Nos ancêtres n'étaient pas tous sédentaires. Au XIXe siècle, de nombreux marchands et colporteurs, forains, bateliers, rémouleurs sillonnaient la France et les pays limitrophes.
Comme mes arrière-arrière-grands-parents, des vanniers ambulants alsaciens. Comment déclaraient-ils leurs enfants?
Une énigme et enfin une piste
Pendant des années, avant la numérisation de nombreux documents, je restais bloquée en 1870, naissance de mon arrière-grand-père Joseph Luxemburger dans la voiture de ses parents vanniers ambulants "de passage" à Ville-sur-Jarnioux dans le Rhône.
Deux pistes: le lieu de naissance du père à Oberrœdern dans le Bas-Rhin, et leur sédentarisation à Lyon quelques années plus tard. Où s'étaient-ils mariés, avaient-ils d'autres enfants?
En 1872, Alsaciens présents à Lyon, ils optent pour la nationalité française, et Louis "Maurice" a la bonne idée de mentionner tous ses enfants vivants à cette date, alors qu'il n'y était pas obligé puisqu'ils étaient nés hors d'Alsace. Je pouvais enfin remonter la piste. Et chercher un mariage avant 1856, puisque Marie l'aînée avait 16 ans.
La recherche des actes et du mariage
Pas de Marie Luxemburger à Azille dans l'Aude, pas de commune appelée Onis pour Paul ! Enfin je dénichais les actes de Michel, Pierrette, Thérèse et j'avais celui de Joseph (déclaré né à Villé! même le Bulletin des Lois peut contenir des erreurs).
Mais toujours pas de mariage... la famille parcourait les routes de l'Alsace à l'Aude en passant par la vallée du Rhône, il semblait difficile d'éplucher toutes les escales possibles ! Enfin l'acte fut indexé, Louis Luxemburger et Catherine Christ s'étaient mariés à Gleizé dans le Rhône en 1865, neuf ans après la naissance de Marie.
Reconnaissance de trois enfants légitimés lors du mariage
- Marie est née à Azille dans l'Aude en 1856, mais pas de déclaration dans le registre.
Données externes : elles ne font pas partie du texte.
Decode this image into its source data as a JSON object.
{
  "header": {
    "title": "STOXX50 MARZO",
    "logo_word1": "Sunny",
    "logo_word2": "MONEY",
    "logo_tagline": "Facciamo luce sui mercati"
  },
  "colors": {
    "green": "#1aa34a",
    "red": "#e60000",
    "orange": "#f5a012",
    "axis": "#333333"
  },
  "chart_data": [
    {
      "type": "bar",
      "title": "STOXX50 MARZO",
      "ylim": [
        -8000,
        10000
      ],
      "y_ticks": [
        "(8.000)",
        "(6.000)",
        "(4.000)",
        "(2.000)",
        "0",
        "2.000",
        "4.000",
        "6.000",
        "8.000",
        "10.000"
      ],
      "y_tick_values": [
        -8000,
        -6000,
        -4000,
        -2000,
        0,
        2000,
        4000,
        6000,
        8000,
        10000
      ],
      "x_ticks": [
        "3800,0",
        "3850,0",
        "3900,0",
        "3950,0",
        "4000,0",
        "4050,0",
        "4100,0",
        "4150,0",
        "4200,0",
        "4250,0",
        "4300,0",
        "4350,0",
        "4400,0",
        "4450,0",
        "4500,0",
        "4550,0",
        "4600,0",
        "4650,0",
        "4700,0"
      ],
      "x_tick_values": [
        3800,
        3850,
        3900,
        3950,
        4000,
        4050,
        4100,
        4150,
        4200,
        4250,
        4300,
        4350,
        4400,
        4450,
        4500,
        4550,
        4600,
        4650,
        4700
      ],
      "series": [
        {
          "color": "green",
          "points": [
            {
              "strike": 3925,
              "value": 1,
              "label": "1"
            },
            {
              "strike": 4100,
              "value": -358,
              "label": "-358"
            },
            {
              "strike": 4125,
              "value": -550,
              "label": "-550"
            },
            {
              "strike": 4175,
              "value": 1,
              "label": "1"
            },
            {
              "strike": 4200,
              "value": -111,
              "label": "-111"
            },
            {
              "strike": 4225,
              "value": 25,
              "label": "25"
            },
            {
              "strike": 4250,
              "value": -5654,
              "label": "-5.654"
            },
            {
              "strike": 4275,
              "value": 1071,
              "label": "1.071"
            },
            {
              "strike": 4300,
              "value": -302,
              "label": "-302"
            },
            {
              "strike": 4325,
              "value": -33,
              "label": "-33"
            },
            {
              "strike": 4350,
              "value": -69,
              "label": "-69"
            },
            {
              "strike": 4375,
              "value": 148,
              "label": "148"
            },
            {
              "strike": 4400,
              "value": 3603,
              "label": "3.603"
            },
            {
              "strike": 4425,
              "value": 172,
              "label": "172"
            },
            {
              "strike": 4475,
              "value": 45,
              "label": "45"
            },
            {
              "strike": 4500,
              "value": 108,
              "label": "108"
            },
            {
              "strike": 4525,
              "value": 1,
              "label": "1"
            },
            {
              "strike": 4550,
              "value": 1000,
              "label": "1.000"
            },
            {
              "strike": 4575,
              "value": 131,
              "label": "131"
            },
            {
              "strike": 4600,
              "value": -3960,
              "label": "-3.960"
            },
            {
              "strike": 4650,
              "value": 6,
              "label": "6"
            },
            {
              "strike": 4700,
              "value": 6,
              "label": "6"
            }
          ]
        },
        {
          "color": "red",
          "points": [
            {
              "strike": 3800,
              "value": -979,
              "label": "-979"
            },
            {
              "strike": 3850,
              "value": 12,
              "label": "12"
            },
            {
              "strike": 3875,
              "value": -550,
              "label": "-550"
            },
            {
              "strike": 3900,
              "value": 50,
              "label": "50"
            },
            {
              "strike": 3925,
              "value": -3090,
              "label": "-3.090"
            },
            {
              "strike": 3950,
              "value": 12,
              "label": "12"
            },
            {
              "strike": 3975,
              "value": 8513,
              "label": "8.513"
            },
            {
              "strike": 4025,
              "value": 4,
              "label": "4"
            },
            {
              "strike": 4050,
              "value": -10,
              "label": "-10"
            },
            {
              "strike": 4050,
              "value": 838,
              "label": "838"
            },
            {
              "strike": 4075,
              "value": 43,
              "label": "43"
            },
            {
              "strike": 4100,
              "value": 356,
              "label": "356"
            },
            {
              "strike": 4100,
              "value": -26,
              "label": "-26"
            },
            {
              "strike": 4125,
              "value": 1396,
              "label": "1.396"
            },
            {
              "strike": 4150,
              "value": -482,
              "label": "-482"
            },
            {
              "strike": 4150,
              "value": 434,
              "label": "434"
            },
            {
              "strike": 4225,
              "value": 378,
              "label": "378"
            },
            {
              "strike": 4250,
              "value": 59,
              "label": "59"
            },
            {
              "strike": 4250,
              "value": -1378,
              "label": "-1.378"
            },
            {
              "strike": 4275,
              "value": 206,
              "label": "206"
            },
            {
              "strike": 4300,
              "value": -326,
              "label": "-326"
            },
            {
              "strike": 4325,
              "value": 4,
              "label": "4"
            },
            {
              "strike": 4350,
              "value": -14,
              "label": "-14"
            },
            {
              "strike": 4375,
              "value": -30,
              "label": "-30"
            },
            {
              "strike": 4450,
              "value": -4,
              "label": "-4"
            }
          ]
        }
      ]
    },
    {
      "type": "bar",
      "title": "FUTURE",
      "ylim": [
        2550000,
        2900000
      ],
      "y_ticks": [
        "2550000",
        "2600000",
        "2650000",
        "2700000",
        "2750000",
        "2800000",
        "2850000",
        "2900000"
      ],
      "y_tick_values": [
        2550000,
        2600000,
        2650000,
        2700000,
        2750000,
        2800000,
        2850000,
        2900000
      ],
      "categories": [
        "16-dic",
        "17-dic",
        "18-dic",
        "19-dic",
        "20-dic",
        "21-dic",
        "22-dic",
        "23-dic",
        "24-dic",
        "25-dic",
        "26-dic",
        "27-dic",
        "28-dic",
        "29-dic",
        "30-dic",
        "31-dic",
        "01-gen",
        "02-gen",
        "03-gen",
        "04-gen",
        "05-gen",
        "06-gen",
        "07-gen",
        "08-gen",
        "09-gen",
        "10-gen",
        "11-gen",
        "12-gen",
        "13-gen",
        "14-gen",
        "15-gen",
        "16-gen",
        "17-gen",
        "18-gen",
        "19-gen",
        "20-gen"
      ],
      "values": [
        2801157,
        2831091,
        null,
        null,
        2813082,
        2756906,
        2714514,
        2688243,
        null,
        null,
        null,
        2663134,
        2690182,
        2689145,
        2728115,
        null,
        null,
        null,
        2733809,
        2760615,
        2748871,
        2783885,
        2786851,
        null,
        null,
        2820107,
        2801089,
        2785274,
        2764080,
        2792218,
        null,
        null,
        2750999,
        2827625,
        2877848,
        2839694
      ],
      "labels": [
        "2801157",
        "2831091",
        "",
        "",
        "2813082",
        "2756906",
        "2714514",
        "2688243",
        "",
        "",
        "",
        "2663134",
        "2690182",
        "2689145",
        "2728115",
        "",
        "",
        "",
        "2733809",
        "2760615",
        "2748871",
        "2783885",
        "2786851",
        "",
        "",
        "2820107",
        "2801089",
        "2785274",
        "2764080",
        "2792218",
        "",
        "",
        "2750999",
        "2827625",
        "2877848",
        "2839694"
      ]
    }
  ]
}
Soit le couple a oublié, soit ils se sont trompés de commune.
- Paul est bien retrouvé dans les registres d'Homps, dans l'Aude en 1859. Il est né "dans le chariot". L'officier d'état-civil a eu des difficultés à comprendre l'accent de ces lointains visiteurs: il les appelle "Luxembourg", se trompe dans le prénom de la mère (tout est rectifié par le Tribunal), les déclarent originaires de Sohtoum-Villers (Stundwiller, Bas-Rhin).
- Michel "Luxembourg" est né en 1863 à Genouilleux dans l'Ain, "en passant".
Dans ces deux actes le père, Louis Luxemburger, est le déclarant et Catherine Christ "son épouse". Affirmation acceptée sans problème par l'officier d'état civil.
Un mariage et de nouveau la route
Gleizé est un gros bourg du Beaujolais. De nombreux marchés et foires ont lieu dans cette riche région. Probablement une bonne occasion pour se fixer le temps de publier les bans et de la cérémonie. D'ailleurs on trouve quatre autres mariages de vanniers ambulants, Alsaciens, Suisses ou Allemands entre 1863 et 1865 dans le village.
Le couple s'est marié le 1er décembre 1865 et reprend aussitôt la route.
- Pierrette naît à Morancé dans le Rhône, deux mois plus tard le 26 janvier 1866, mais chez un habitant qui a eu la gentillesse d'ouvrir sa maison en plein hiver.
- Thérèse "Luxembourger" vient au monde "dans la voiture" en 1868, à Tain-l'Hermitage dans la Drôme.
- Joseph est né, nous l'avons vu, "dans la voiture" "de passage" en 1870 à Ville-sur-Jarnioux dans le Rhône
- Marie-Jeanne, la benjamine, naît à domicile à la Croix-Rousse à Lyon en 1873, après la sédentarisation de la famille.
Au final j'ai pu reconstituer leur parcours ainsi que celui des frères de Louis, Chrétien et Georges, terrassiers et ouvriers itinérants.
Conclusion
Les métiers itinérants étaient fréquents, les familles se déplaçaient parfois sur de longues distances. J'ai depuis retrouvé de nombreux exemples de parcours similaire à celui de mes ancêtres.
Partis sans prendre la peine de se marier, les couples déclaraient et reconnaissaient leurs enfants "au passage".